Analysts had been watching to see how the dominant party in the state would wield its power in the once-a-decade remapping effort.
While some states have taken steps to limit political influence, the party with the advantage in the legislature holds sway in Indiana.
Tuesday's release included a proposal for each of Indiana's congressional and state House districts.
While changes must be made to address shifting populations, Indiana did not lose or gain a seat in Washington in the most recent US Census and the changes here are not among the most closely watched by political analysts.
Indiana's Third Congressional District currently includes 10 northeastern counties in their entirety, along with portions of Blackford and Kosciusko counties.
The proposed map keeps the current 10 complete counties and folds in the remaining part of Blackford, for 11 complete counties. The eastern part of Kosciusko remains -- though the boundary shifts a little -- and northern Randolph County would become part of the Third District.

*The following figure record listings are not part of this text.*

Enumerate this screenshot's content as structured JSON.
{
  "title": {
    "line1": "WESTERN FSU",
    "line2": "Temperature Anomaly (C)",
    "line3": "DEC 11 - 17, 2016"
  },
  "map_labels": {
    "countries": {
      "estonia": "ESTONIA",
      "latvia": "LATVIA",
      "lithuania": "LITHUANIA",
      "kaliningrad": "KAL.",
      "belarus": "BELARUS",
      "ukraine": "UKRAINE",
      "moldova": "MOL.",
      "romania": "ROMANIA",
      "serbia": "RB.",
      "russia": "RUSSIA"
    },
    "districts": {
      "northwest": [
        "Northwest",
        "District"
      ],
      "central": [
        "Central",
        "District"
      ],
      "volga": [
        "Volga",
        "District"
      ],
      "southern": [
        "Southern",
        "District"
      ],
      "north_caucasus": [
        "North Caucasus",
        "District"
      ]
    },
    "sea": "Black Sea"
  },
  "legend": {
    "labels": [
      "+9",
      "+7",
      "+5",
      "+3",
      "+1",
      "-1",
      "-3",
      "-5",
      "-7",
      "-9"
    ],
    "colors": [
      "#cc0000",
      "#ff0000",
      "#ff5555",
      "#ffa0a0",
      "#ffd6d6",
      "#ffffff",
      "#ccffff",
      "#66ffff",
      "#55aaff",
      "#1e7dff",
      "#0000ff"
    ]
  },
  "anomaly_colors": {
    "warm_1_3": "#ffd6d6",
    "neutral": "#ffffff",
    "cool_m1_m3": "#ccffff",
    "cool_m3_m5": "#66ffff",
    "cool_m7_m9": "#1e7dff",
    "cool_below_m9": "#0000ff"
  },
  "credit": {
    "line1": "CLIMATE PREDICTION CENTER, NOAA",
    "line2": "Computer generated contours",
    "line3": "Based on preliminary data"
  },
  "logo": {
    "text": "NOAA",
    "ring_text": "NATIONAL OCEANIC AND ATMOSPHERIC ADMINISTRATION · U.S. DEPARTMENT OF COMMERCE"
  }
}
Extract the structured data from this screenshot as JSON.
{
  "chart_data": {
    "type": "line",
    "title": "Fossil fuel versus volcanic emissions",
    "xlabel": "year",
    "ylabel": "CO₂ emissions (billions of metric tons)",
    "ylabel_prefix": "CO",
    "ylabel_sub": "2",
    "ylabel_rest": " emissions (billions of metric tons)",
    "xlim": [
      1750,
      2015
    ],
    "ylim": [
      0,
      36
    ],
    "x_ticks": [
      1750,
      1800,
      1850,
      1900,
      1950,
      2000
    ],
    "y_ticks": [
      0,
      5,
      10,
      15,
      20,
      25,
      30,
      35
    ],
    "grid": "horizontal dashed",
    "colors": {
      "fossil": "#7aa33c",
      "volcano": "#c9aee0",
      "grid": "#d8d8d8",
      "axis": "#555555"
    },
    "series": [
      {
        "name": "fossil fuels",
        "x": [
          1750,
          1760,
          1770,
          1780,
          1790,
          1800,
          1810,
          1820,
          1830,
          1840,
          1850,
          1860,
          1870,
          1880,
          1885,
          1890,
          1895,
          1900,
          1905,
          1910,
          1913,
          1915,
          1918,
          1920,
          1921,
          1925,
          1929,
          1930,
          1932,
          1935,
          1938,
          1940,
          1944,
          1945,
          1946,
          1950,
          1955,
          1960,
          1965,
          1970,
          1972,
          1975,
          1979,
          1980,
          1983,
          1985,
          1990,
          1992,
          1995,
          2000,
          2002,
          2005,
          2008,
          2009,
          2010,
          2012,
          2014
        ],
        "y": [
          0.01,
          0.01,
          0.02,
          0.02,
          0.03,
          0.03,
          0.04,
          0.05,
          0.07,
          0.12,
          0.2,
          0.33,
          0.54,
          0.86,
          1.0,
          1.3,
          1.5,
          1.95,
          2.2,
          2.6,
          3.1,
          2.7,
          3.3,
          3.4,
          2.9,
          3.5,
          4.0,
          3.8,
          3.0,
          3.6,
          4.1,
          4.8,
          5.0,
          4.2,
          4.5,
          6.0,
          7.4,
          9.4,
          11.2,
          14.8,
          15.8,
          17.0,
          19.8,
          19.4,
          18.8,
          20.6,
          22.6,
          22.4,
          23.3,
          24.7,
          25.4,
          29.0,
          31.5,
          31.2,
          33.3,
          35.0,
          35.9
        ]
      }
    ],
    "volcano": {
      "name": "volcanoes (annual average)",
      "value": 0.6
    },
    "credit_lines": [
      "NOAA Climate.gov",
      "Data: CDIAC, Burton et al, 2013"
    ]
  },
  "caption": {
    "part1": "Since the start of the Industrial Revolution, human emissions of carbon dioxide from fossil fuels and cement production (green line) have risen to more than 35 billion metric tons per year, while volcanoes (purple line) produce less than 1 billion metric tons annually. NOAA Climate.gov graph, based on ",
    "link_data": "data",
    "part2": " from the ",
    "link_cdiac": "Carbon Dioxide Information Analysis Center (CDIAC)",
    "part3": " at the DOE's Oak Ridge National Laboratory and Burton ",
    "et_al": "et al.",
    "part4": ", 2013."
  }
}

Politically, what is viewed as a "safe Republican" seat would maintain a strong GOP tilt.
Former Pres. Donald Trump received nearly two-thirds of the vote in the Third District in 2020, and the boundary tweaks would have done little to change that result.
The most significant shift in party appeal if the proposal is approved would come in the Fifth District, which would become significantly more "red."
First-term US Rep. Victoria Spartz, a Republican, holds that seat.
Some analysts and insiders had been watching to see if Republicans would try to "crack" the First Congressional District, held by Democratic US Rep. Frank Mrvan.
A "crack" would involve redrawing boundaries in a way that would eliminate what is currently an advantage to one party by moving some voters into another district and "importing" an area that tends to vote with the opposition.
Early assessments suggested no such effort was made.
The current Indiana congressional delegation includes 7 Republicans and 2 Democrats.
Indiana's Democratic Party has been critical of the process, including what it has characterized as a limit on public participation.
In a statement on Tuesday, chairman Mike Schmuhl said the propowed maps "keep in place a broken system where self-serving politicians benefit at the expense of Indiana families."
A proposal for new state House districts is also being studied. Proposed state Senate boundaries have not yet been released.